Yesterday, Fresh Air’s Terry Gross interviewed anthropologist T.M. Luhrmann, who wrote a book called, When God Talks Back. The book explores how people claim to have a personal
relationship with God.
Listen to the interview here.
The interview is fascinating, and Luhrmann’s perspective is valuable.
One thing that stuck out was Luhrmann’s apparent disbelief, but fear of admitting it. I think she needs to keep a certain distance from her subjects, while maintaining a closeness.
Tina and I sat listening to the interview while editing yesterday, and we both wanted to listen closer.
Luhrmann discussed how people devote time and even “dates” with God. They go on walks together. Have coffee or tea time. Time spent with God is like having an affair.
The first time I ran into Julie Ferwerda, I found a editorial in which she talked about dating Jesus and posted it here. She wrote (don’t kill me, Julie):
So how do you date Jesus? Here are some ways that work for me, but the sky is the limit for creativity—just like any true dating relationship. The key is to make it spontaneous, personal and a major priority. And then you’ll find that he begins showing up for dates—sometimes with flowers, love notes, and rainbows!
This is the stuff of Luhrmann’s book.
At one point, Terry Gross asked Luhrmann whether the language should be “imagined” God’s voice or “heard it.”
Luhrmann’s answer was surprising. She didn’t say “imagined” was wrong, because there is some evidence that old church leadership agreed that imagining God’s voice is okay. But the negative connotation that surrounds the word makes it hard for Christians to use.
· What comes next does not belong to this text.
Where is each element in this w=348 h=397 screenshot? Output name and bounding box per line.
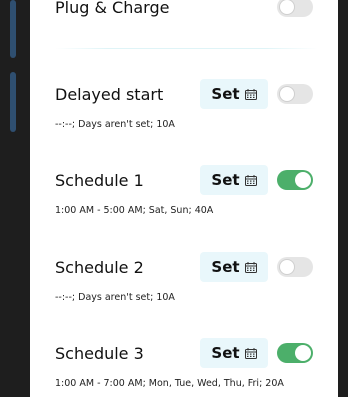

Another interesting part was when Luhrmann told Terry Gross that parents telling kids to give up their invisible friends is not sound advice.
I grew up in an evangelical community, aka The Yeshua Fog. Like many, I thought I heard God’s voice. And when the voice in my head was negative, or sinful, namely with sexual sins, I decided that was Satan’s voice.
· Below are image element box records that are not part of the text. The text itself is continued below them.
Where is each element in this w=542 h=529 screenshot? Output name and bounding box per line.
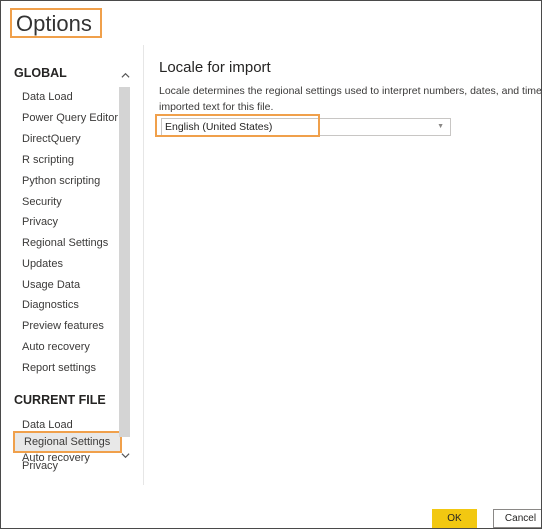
sidebar-item-report-settings[interactable]: Report settings bbox=[22, 362, 96, 374]
dialog-title: Options bbox=[10, 8, 102, 38]
sidebar-item-file-data-load[interactable]: Data Load bbox=[22, 419, 73, 431]
sidebar-item-global-privacy[interactable]: Privacy bbox=[22, 216, 58, 228]
sidebar-item-usage-data[interactable]: Usage Data bbox=[22, 279, 80, 291]
section-description: Locale determines the regional settings … bbox=[159, 85, 542, 113]
sidebar-item-global-regional-settings[interactable]: Regional Settings bbox=[22, 237, 108, 249]
dialog-footer: OK Cancel bbox=[1, 498, 541, 528]
ok-button[interactable]: OK bbox=[432, 509, 477, 528]
sidebar-item-diagnostics[interactable]: Diagnostics bbox=[22, 299, 79, 311]
chevron-down-icon[interactable] bbox=[118, 447, 132, 463]
pane-divider bbox=[143, 45, 144, 485]
global-section-header: GLOBAL bbox=[14, 66, 67, 80]
sidebar-item-power-query-editor[interactable]: Power Query Editor bbox=[22, 112, 118, 124]
section-title: Locale for import bbox=[159, 59, 271, 76]
locale-highlight-box bbox=[155, 114, 320, 137]
sidebar-item-directquery[interactable]: DirectQuery bbox=[22, 133, 81, 145]
sidebar-item-global-data-load[interactable]: Data Load bbox=[22, 91, 73, 103]
sidebar-item-python-scripting[interactable]: Python scripting bbox=[22, 175, 100, 187]
sidebar-item-file-auto-recovery[interactable]: Auto recovery bbox=[22, 452, 90, 464]
dropdown-arrow-icon: ▼ bbox=[437, 123, 444, 130]
sidebar-item-updates[interactable]: Updates bbox=[22, 258, 63, 270]
sidebar-item-r-scripting[interactable]: R scripting bbox=[22, 154, 74, 166]
cancel-button[interactable]: Cancel bbox=[493, 509, 541, 528]
sidebar-item-security[interactable]: Security bbox=[22, 196, 62, 208]
current-file-section-header: CURRENT FILE bbox=[14, 393, 106, 407]
sidebar-item-file-regional-settings[interactable]: Regional Settings bbox=[13, 431, 123, 453]
options-sidebar: GLOBAL Data Load Power Query Editor Dire… bbox=[1, 59, 123, 472]
sidebar-scrollbar[interactable] bbox=[118, 59, 132, 471]
sidebar-item-global-auto-recovery[interactable]: Auto recovery bbox=[22, 341, 90, 353]
sidebar-item-preview-features[interactable]: Preview features bbox=[22, 320, 104, 332]
options-dialog: Options GLOBAL Data Load Power Query Edi… bbox=[0, 0, 542, 529]
chevron-up-icon[interactable] bbox=[118, 67, 132, 83]
scrollbar-thumb[interactable] bbox=[119, 87, 130, 437]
Looking back, I know I was sure about it. It was so crystal clear to me. But the more I looked into it, the more I hammered down that there’s NOOO way that God was talking to me. And if he were, how come he didn’t use a powerful voice and how come Satan didn’t use a voice conversion machine that made his sound evil?
I mean, why did the voice always resemble my own? Why did the voice always want what I secretly wanted?
The conversations I had with God, Jesus and Satan were incessant. We’d banter back and forth for hours. My imagination was — and still is — a difficult, fast-paced world of non-stop banter.
All that’s to say, go listen to real people talk about whether God’s voice is real or not. It’s amazing that this is even a valid conversation to have. But it’s worth getting into the mind of your friends to figure out what makes them tick.